J’ai passé la journée à me saouler de télé après avoir passé la nuit à me goinfrer de jeux vidéo stupide sur mon ordi. Le dernier film regardé était « Romance à Manhattan ». D’aucuns diront que c’est un navet. N’empêche que l’amour c’est toujours au goût du jour. J’ai aussi regardé un bout de « The Fifth Element » de Luc Besson, un de mes films fétiches dont ma réplique favorite est « MULTIPASS » dit avec une conviction toute naïve par une Milla Jovovich extra-terrestrifiée. Le coup de grâce fut la chanson finale du film avec Jennifer Lopez : Kathy’s Song de Paul Simon. Cette chanson me fait toujours pleurer pour peu que je l’écoute attentivement. C’est la chanson-phare des amours à distance. Que la distance soit dans l’espace ou le temps, peu importe.

 

Ces jours-ci sont particulièrement difficiles. Je sais pas pourquoi, mais c’est comme ça. La solitude recommence à me peser à nouveau. Je pleure un amour perdu mais je ne sais même plus lequel. Le soir de la St-Valentin j’ai soupé avec une copine qui me racontait le tiraillement de son cœur entre deux mecs, chacun sur des continents différents, dans des univers quasi-parallèles tellement les lieux sont différents. Comme de raison, l’amour et les relations étaient les sujets de mise pour cette soirée. Je lui ai raconté ma pire St-Valentin : un week-end passé à Québec avec mon homme du moment. Depuis cette fin-de-semaine, Québec fait partie des villes que je n’aime pas. Calgary est une autre de ces villes qui se retrouvent sur ma liste noire. Celle-ci l’est pour avoir engouffré le dernier homme pour qui mon cœur a saigner. Il y a aussi Zurich pour m’avoir fait entendre un mirage. J’ajouterais Toronto, pour m’avoir fermé la porte au nez après m’avoir invité à y habiter. Je disais donc à ma copine, être content d’être célibataire en ce jour des amoureux. Pour moi, cette fête avait majoritairement été la scène de drames conjugaux plutôt que de jouissances amoureuses. Ce jour-là, il y a trop d’attentes, trop de diversité dans l’expression du sentiment amoureux, trop de sensibilités. Ça peut pas faire autrement que de décevoir.

 

Elle disait ne pas avoir cesser d’aimer son ex qui revient, comme une vague, la hanter à heure fixe. Moi aussi je les aime encore tous. Pas de la même façon, pas avec la même intensité, pas pour retourner avec eux, même si certains me troublent encore grandement lorsque je les croise au hasard des chemins. Après tout, « aimer ne se conjugue pas au passé » comme le disait une chanson d’Isabelle Aubret. Je lui disais qu’à chacun de ces hommes, j’ai donné un bout de mon cœur.

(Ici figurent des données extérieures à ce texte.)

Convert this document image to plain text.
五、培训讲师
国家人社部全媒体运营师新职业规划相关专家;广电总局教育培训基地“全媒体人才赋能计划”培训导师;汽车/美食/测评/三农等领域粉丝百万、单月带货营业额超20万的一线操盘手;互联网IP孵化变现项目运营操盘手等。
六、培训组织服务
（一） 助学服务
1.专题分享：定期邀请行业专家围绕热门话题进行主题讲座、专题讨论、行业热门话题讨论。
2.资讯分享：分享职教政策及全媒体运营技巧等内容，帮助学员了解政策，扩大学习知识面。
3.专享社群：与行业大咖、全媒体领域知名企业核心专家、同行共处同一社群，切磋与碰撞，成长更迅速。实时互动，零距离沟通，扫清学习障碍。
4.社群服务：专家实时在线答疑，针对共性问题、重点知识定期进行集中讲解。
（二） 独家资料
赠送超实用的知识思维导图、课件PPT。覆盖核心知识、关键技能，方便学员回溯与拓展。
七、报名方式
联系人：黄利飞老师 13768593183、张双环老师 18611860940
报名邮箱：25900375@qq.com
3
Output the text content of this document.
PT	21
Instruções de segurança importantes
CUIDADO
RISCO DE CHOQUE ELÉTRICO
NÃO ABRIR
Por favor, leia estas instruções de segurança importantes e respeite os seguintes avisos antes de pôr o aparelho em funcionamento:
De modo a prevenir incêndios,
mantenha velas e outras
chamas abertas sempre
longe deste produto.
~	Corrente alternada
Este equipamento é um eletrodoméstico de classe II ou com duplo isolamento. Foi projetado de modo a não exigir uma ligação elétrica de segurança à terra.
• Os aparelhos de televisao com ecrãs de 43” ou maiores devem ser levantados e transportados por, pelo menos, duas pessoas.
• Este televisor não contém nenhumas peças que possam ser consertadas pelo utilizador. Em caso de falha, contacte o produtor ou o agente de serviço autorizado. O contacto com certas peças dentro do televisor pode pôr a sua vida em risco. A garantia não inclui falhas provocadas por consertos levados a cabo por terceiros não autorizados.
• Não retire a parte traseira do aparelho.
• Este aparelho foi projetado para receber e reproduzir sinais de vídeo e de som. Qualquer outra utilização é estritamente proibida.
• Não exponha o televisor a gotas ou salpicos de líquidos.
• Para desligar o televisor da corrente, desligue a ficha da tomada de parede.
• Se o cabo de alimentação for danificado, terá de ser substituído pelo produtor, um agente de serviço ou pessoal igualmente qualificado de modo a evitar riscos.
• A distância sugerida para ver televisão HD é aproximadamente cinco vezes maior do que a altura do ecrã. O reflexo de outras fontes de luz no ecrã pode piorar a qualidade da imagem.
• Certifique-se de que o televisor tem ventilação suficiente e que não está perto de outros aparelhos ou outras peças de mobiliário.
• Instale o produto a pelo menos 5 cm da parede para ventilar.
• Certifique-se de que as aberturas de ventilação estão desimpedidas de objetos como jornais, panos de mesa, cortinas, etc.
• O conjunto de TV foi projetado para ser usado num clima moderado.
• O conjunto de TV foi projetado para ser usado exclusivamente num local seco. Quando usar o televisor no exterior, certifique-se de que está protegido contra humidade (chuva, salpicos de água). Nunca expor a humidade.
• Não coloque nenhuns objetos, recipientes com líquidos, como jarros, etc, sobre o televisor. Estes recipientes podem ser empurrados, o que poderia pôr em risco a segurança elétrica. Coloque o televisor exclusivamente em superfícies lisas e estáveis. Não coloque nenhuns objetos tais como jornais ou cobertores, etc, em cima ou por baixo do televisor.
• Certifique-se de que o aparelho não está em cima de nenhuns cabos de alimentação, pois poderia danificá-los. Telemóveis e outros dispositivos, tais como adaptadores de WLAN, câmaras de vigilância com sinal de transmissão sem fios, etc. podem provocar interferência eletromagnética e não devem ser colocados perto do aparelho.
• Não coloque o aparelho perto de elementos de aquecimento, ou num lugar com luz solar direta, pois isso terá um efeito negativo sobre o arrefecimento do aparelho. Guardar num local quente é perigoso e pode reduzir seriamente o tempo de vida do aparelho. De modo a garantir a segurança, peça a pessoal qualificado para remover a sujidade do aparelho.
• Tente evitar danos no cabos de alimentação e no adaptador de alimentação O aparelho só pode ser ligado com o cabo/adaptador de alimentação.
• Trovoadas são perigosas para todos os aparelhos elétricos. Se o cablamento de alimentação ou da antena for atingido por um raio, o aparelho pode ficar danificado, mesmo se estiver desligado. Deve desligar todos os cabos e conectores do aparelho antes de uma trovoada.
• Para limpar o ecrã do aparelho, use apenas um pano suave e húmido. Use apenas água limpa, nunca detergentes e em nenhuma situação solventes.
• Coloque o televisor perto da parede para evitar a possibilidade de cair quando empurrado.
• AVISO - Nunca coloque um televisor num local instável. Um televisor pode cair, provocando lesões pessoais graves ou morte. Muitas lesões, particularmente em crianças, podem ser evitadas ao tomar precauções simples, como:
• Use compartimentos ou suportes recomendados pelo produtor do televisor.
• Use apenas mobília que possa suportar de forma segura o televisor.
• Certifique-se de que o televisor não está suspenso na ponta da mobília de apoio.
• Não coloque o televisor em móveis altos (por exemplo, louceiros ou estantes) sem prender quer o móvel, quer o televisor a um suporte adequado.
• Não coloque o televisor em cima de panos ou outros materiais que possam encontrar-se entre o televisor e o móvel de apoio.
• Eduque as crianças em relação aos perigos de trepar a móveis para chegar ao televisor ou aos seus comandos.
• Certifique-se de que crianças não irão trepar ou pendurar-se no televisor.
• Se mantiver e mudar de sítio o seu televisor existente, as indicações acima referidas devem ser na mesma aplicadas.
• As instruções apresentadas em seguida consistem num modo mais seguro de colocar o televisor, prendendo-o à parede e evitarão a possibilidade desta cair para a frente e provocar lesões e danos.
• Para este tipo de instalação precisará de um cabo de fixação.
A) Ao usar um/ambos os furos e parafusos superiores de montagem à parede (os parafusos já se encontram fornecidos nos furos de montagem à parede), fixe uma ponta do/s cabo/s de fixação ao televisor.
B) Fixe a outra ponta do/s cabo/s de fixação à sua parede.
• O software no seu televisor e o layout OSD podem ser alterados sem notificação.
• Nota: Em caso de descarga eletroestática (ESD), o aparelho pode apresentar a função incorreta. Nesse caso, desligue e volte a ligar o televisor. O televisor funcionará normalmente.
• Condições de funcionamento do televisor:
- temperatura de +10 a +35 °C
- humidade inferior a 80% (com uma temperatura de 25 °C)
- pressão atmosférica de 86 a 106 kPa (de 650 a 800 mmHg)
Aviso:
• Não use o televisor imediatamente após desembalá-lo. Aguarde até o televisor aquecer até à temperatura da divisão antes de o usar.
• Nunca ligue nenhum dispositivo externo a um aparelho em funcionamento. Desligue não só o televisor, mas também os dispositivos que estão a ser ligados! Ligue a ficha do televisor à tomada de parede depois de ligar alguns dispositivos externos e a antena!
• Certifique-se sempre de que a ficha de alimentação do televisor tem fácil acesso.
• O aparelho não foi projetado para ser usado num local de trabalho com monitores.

Si bien qu’aujourd’hui, j’ai l’impression qu’il ne m’en reste plus. Il ne m’en reste plus. Il ne me reste qu’une grande plaie béante. J’ai au moins la mémoire d’avoir aimé. Aimé souvent, passionnément. C’est déjà pas mal. J’essaye de m’en convaincre. 

2007.02.04

Lumière

Je suis lent.
J’ai besoin de temps.
J’en peux plus d’avoir mal.
Mal au corps, cœur qui se trouve mal.

 

Une fois de plus j’aurai essayé
avec la meilleure des volontés.
Une fois de plus, je me serai la gueule cassée.

 

Une autre aventure,
Un autre échec.

 

Malgré le bon vouloir,
Je me suis fait avoir,
De tous mes « accroires »,

 

J’y ai à peine cru.
Je n’en peux plus.
Je n’en veux plus.
Ça sert à rien. Des coups d’épée dans l’eau.

 

Pour les autres, la vie qui pousse.
Pour moi, la mort que je repousse.
La vie, pour eux, comme une montagne à gravir.
La vie, pour moi, un gouffre sans fond où je sombre à en mourir.

 

Je m’accroche comme je peux, au meilleur de mes habiletés qui me fuient et m’abandonnent. Pourquoi me battre? Cette guerre, bien sûr, personne ne la gagne. Nous finissons tous au trou. Au nombre de batailles perdues, je me sens déjà vaincu.

 

L’amour est l’étincelle qui brille dans la noirceur de la nuit. Celle-là même qui fait croire en la lumière nous donnant le courage d’avancer dans les tunnels. Pour moi, Noël n’avait plus rien à voir avec le petit Jésus. Je fêtais à nouveau, certes, mais bien plutôt la lumière perçant les nuits les plus longues de l’année de ses douces lueurs. Cette année, je n’ai pas fait de sapin célébrant la lumière au plus sombre de la nuit noire. La nuit, je la trouve bien longue et je n’y vois plus vraiment d’espoir. Pourquoi se faire croire qu’il y a de la lumière au milieu des nuits de décembre? Laissons donc la réalité prendre toute la place : monter le sapin, ça donne juste le trouble de le défaire un coup les fêtes passées, alors pourquoi s’en préoccuper?

 

Cette année, je n’ai pas fait de sapin de Noël. Je n’ai pas illuminé mon logis de centaines de petites lumières reflétées par des dizaines de décorations dorées. Cette année, j’ai laissé la réalité du quotidien empêcher la magie de Noël. Cette année, tout ce que je veux, c’est dormir et avoir la paix. Laissez-moi tranquille, fichez-moi la paix. Vous voyez bien que ça marche pas mes affaires! Alors à quoi bon? Les promesses de lumière n’apportent que déception et encore plus de douleur. Je n’en peux plus de gérer ma douleur qui ne me quitte plus malgré les pilules, malgré les soins, malgré le sommeil, lui-même interrompu par la douleur, malgré le temps et les précautions contre les sentiments trop violents. Comment puis-je être encore assez naïf pour croire que la vie peut être autre chose qu’une suite de petites morts?

 

Bien sûr, il y a quelques moments furtifs de bonheurs passagers. Peu nombreux et grandement distancés, à peine a-t-on le temps de les goûter qu’il faut déjà y renoncer. Mais ceux-ci, à trop vouloir les savourer, on ne réussi plus à les laisser aller. On s’y accroche, on voudrait les faire durer. On se nourrit mal de portions de dégustation! Le ventre reste creux malgré l’excitation des papilles. Le tout en devient que trop frustrant. Mais on y revient tout le temps en espérant un jour y trouver son compte. Et ce manège tourne et tourne jusqu’au jour où on s’exclame, à bout d’épuisement : « Assez de tout ce cirque, laissez-moi descendre! ».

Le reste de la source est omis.